Tarım işçisi ithal etmesi gereken Türkiye şimdi işçi mi gönderecek?

Tarım, doğası gereği mevsimsel bir iş. Hasat zamanı meyve toplamaktan bostanda çalışmaya kadar pek çok konuda kısa dönemler için yoğun insan emeği gerekiyor.

Bu emek sorunu her zaman geçici tarım işçileriyle çözülür Türkiye’de de, dünyada da. Tarımsal üretimi yüksek ülkeler mümkünse bu emeği yurt içinden karşılamaya çalışır, mümkün olmazsa yurt dışından geçici tarım işçileri gelir.

Genellikle ülke nüfusları tarımdan uzaklaştıkça tarım işçisi bulmak da zorlaşır. Türkiye tarımsal emek konusunda ciddi sorun yaşamaya yeni yeni başladı. Örneğin çok ciddi bir çoban açığımız var; küçükbaş hayvancılıkta ciddi bir sorun bu.
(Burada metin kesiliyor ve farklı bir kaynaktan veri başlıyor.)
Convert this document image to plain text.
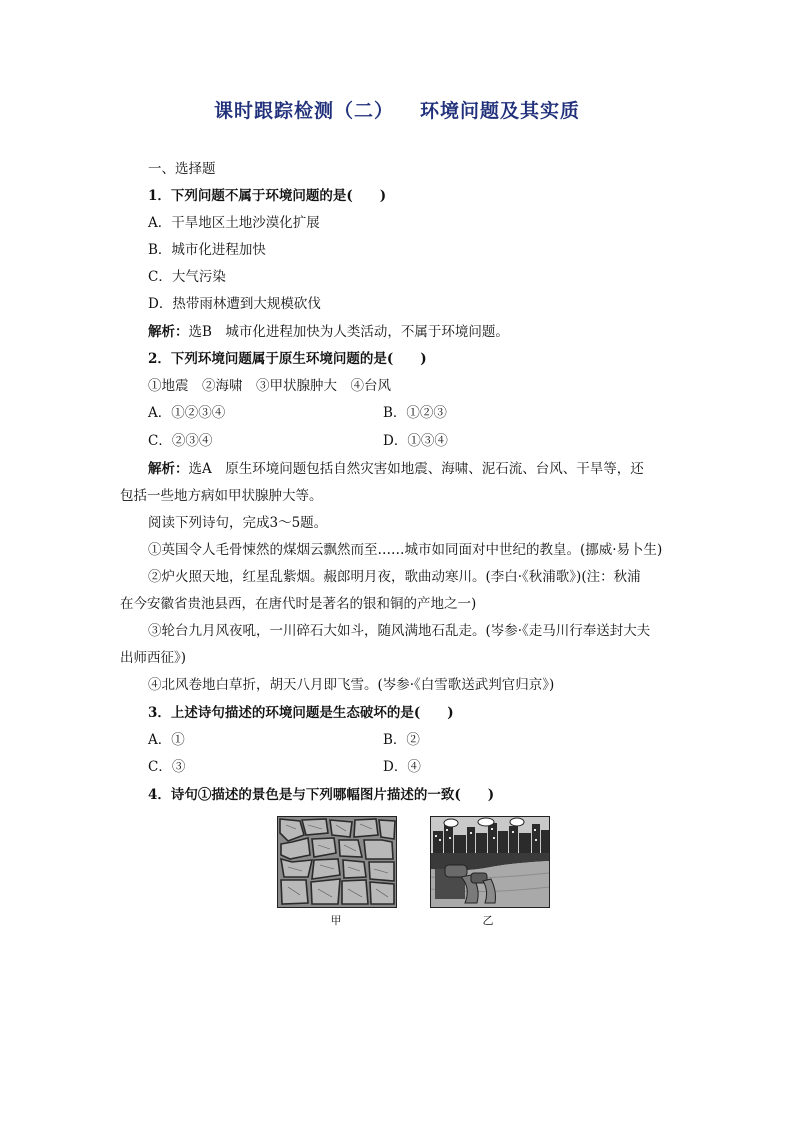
课时跟踪检测（二） 环境问题及其实质
一、选择题
1．下列问题不属于环境问题的是(　　)
A．干旱地区土地沙漠化扩展
B．城市化进程加快
C．大气污染
D．热带雨林遭到大规模砍伐
解析：选B　城市化进程加快为人类活动，不属于环境问题。
2．下列环境问题属于原生环境问题的是(　　)
①地震　②海啸　③甲状腺肿大　④台风
A．①②③④	B．①②③
C．②③④	D．①③④
解析：选A　原生环境问题包括自然灾害如地震、海啸、泥石流、台风、干旱等，还
包括一些地方病如甲状腺肿大等。
阅读下列诗句，完成3～5题。
①英国令人毛骨悚然的煤烟云飘然而至……城市如同面对中世纪的教皇。(挪威·易卜生)
②炉火照天地，红星乱紫烟。赧郎明月夜，歌曲动寒川。(李白·《秋浦歌》)(注：秋浦
在今安徽省贵池县西，在唐代时是著名的银和铜的产地之一)
③轮台九月风夜吼，一川碎石大如斗，随风满地石乱走。(岑参·《走马川行奉送封大夫
出师西征》)
④北风卷地白草折，胡天八月即飞雪。(岑参·《白雪歌送武判官归京》)
3．上述诗句描述的环境问题是生态破坏的是(　　)
A．①	B．②
C．③	D．④
4．诗句①描述的景色是与下列哪幅图片描述的一致(　　)
甲	乙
Benzer şekilde fındıktan pamuğa, bostancılıktan zeytin dahil meyve tarımına kadar pek alanda işçi açığı oluyor mevsiminde; bu açığın da başta Afgan ve Suriyeliler olmak üzere Türkiye’deki yasadışı yabancı göçmenlerle kapatıldığı herkesin bildiği bir sır.

Bugün 10Haber’de gördüğüm bir haber beni şaşırttı: Fransa da geçici tarım işçisi getirten ülkeler kervanına katılacaktı ve Türkiye’den de eleman almaya hazırdı.

Avrupa’da pek çok ülke, Almanya, İngiltere vs her yıl çok sayıda geçici tarım işçisine iki-üç aylık vize ve çalışma izni veriyor. Bu ülkelere işçiler de genellikle daha fakir ülkelerden gidiyor.

Şimdi Türkiye’nin de işçi gönderecek ülkeler listesine eklenmesi bizim fakirliğimizle ilgili. Yoksa dediğim gibi Türkiye kendisi tarımda yabancı işçiye muhtaç bir ülke aslında.